Zing Forum

Reading

FoodSense: A Multimodal Dataset and Benchmark Model for Predicting Multisensory Experiences from Food Images

FoodSense has built a dataset with annotations from 66,842 participants, enabling AI to predict taste, smell, texture, and sound from food images and generate visually-based explainable reasoning.

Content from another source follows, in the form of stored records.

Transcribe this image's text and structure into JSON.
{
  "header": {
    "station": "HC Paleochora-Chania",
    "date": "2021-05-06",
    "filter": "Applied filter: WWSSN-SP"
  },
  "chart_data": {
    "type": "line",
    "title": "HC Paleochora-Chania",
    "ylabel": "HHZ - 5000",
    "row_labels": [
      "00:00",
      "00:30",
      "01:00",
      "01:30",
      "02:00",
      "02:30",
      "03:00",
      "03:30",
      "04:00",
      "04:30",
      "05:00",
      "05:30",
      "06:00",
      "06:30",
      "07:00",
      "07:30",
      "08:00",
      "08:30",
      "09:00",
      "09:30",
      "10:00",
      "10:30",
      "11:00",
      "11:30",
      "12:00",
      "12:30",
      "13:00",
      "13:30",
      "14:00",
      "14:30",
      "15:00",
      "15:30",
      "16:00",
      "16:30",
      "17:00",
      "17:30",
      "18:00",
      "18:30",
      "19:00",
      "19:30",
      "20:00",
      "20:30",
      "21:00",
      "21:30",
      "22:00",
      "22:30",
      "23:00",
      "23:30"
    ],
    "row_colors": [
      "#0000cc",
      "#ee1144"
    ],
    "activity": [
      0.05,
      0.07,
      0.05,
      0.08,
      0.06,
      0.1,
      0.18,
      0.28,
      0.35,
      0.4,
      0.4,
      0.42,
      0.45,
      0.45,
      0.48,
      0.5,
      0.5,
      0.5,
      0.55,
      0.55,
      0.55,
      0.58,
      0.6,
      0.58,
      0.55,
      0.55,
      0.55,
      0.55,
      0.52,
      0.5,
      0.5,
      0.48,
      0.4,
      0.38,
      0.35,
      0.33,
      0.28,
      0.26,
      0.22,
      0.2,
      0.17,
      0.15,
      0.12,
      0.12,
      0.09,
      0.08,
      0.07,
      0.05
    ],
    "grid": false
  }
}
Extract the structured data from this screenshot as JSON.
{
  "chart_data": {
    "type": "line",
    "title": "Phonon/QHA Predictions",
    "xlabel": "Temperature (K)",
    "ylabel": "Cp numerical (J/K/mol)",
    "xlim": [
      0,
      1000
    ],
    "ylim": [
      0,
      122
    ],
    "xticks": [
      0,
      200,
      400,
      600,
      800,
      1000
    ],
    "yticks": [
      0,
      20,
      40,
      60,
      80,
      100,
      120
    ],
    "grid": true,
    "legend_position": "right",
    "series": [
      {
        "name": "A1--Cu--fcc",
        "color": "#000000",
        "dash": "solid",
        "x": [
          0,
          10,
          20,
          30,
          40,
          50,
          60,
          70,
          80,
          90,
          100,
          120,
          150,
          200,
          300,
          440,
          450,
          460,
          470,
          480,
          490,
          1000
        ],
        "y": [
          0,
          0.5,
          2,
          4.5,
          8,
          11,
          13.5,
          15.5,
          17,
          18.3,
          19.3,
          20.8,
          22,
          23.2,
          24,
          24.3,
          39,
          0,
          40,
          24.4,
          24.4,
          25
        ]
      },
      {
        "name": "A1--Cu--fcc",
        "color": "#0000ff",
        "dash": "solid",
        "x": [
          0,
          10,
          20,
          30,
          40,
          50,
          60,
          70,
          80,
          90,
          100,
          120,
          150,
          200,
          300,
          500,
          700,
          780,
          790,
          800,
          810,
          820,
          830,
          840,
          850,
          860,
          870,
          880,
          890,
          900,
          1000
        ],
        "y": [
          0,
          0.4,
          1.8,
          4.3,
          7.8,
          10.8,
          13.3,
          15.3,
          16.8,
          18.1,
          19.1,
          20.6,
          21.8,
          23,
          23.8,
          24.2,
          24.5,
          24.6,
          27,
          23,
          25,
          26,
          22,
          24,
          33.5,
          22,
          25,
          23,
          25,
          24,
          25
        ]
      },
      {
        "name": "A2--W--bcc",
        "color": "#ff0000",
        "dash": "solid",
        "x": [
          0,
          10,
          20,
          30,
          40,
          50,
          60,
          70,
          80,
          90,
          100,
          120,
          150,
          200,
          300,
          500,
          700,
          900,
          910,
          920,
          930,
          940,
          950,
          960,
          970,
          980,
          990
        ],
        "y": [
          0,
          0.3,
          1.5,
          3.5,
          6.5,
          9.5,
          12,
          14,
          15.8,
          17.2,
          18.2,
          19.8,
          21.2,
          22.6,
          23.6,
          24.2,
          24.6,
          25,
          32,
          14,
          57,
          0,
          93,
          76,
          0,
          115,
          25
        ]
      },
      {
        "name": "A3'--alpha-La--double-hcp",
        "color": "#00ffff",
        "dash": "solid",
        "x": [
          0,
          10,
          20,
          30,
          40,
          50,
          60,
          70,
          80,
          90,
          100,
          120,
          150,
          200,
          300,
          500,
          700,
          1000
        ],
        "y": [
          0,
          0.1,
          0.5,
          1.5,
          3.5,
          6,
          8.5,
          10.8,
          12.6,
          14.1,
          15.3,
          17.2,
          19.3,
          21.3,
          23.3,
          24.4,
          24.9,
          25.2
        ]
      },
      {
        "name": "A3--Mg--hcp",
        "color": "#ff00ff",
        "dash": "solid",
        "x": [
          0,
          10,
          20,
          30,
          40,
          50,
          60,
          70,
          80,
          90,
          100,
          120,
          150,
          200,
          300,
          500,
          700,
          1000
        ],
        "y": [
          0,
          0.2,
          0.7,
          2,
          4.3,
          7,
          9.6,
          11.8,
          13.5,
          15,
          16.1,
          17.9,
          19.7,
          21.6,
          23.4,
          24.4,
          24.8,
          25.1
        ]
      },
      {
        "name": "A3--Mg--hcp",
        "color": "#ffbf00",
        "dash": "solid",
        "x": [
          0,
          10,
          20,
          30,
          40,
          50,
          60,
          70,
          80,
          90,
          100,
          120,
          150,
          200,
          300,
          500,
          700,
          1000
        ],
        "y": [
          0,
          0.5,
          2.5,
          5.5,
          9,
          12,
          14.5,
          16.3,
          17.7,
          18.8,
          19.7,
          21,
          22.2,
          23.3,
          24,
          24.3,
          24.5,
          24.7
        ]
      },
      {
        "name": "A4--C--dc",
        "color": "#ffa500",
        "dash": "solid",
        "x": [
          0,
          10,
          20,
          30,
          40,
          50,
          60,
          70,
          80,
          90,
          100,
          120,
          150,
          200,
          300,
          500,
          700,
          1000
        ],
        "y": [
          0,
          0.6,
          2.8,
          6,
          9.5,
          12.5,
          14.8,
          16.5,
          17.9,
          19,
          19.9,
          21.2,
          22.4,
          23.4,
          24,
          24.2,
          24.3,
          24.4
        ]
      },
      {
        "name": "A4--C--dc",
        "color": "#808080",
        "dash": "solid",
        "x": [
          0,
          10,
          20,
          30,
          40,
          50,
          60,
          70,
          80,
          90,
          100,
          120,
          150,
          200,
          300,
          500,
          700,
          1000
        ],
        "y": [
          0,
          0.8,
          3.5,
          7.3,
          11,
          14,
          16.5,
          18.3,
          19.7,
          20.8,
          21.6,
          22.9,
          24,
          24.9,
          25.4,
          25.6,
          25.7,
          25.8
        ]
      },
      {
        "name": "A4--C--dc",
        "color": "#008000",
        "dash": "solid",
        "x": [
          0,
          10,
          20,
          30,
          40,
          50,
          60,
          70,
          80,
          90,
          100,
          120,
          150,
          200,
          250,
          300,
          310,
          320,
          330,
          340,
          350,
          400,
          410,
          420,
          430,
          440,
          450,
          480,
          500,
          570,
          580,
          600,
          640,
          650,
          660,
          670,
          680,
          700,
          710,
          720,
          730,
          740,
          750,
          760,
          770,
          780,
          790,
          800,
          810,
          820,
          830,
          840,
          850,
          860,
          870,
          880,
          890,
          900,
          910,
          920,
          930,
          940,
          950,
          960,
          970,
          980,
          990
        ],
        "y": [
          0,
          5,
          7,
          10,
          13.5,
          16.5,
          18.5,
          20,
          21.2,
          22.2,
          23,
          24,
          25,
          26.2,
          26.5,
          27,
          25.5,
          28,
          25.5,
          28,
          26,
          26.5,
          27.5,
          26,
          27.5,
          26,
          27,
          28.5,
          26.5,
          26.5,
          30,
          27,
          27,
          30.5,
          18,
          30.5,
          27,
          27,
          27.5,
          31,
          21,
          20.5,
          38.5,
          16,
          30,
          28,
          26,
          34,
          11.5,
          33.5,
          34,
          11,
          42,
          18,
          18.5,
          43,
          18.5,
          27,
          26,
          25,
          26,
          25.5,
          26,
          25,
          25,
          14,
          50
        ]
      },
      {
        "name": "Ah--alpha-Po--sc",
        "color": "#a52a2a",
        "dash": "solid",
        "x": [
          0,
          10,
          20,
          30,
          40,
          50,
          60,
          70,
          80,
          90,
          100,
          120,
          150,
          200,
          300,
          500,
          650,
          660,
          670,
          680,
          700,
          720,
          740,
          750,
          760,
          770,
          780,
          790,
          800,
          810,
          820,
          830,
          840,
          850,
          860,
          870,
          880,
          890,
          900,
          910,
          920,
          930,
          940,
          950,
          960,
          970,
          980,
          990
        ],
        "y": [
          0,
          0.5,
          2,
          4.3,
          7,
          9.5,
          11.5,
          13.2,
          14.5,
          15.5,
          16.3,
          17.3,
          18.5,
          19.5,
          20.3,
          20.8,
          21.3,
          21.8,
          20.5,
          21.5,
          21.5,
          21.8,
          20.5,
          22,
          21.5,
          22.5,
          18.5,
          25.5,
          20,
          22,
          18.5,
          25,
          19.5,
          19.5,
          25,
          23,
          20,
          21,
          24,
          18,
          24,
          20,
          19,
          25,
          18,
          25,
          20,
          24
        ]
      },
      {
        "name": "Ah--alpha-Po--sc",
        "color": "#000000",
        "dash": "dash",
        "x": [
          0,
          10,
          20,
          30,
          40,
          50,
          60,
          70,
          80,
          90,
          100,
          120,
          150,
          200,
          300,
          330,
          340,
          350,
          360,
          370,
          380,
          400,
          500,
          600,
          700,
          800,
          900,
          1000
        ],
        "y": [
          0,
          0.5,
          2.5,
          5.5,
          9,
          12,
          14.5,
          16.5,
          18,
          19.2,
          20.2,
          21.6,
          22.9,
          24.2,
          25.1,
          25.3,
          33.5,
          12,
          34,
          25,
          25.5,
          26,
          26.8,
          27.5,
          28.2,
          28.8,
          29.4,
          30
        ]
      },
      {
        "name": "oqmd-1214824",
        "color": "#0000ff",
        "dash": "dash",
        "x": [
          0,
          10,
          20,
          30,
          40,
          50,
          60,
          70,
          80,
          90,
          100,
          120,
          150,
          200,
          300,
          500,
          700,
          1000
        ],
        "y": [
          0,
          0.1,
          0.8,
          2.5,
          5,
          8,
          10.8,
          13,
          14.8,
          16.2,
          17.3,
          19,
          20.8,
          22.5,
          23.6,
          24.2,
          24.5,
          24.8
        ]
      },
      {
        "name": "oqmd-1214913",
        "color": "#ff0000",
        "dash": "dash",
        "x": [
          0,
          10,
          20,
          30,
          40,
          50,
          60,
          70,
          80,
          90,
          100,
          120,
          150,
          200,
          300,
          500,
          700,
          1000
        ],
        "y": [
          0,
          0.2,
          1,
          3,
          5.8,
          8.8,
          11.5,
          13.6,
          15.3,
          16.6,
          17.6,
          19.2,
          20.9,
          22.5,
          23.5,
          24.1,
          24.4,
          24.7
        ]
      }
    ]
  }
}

跨感官推理食物图像理解视觉语言模型多模态数据集认知科学
Published 2026-04-16 04:02Recent activity 2026-04-17 10:21Estimated read 5 min
FoodSense: A Multimodal Dataset and Benchmark Model for Predicting Multisensory Experiences from Food Images
1

Section 01

[Introduction] FoodSense Project: A Breakthrough in Enabling AI to Perceive Multisensory Experiences from Food Images

The FoodSense project aims to address the gap in AI cross-sensory reasoning. It has built a dataset with annotations from 66,842 participants, covering 2,987 food images, supporting the prediction of taste, smell, texture, and sound from visuals, and generating explainable reasoning. The trained FoodSense-VL model advances food image understanding from surface-level recognition to multisensory perception, bridging cognitive science and AI.

2

Section 02

Background: The Cognitive Gap Between Human Cross-Sensory Perception and AI

When humans see food images, they can associate multi-dimensional sensory experiences (e.g., the crispness and aroma of pizza), but current AI can only recognize surface-level semantics (e.g., "this is pizza") and cannot perceive sensory characteristics, limiting applications in scenarios like food recommendation. Thus, the FoodSense project was born.

3

Section 03

FoodSense Dataset: A Large-Scale Resource with Multisensory Annotations

The dataset contains 66,842 participant-image pairs and 2,987 images, with annotations in four dimensions:

  • Taste: 1-5 rating + free description (e.g., "sweet with a hint of sour");
  • Smell: aroma characteristics + intensity rating (e.g., "toasted bread's burnt aroma");
  • Texture: visually inferable attributes (e.g., "crisp", "soft");
  • Sound: imagined eating sounds (e.g., "the crunch of potato chips").
4

Section 04

Methodology: Data Augmentation from Annotations to Visual Reasoning Chains

Using large language models to expand short annotations into image reasoning chains, e.g., the fried chicken example: "Golden crispy exterior → high-temperature fried porous structure → crispy texture + crunch sound; golden color → Maillard reaction → burnt aroma and umami taste..." This connects cognitive science with instruction fine-tuning, providing training signals.

5

Section 05

FoodSense-VL Model: Multitask Learning and Explainable Reasoning

Model innovations:

  • Multitask learning: shared encoder + task heads to learn sensory correlations (e.g., crispy appearance → crunch sound);
  • Explanation generation: natural language descriptions of the visual basis for predictions;
  • Fine-grained perception: attention mechanism maps image regions to sensory attributes (e.g., texture → consistency).
6

Section 06

Evaluation Reflection: Limitations of Traditional Metrics

Traditional vision-language metrics (e.g., semantic correctness) cannot capture the subtleties of sensory experiences (e.g., "crisp and delicious" is equivalent to "crisp outside and tender inside"), calling for the development of perception-sensitive evaluation metrics.

7

Section 07

Application Scenarios and Future Directions

Applications: Intelligent recommendation (taste preference), virtual tasting (sensory description), cooking assistance (dish development), accessibility (sensory description for visually impaired people). Limitations and Future: The dataset has cultural differences; static images struggle to convey dynamic experiences. Future work needs to expand cultural diversity, introduce videos, and link to chemical components.

8

Section 08

Conclusion: A Bridge Between Cognitive Science and AI

FoodSense transforms human cross-sensory perception into a multimodal model, advancing food understanding from "what it is" to "how it feels", which is an important step toward human-like intelligence.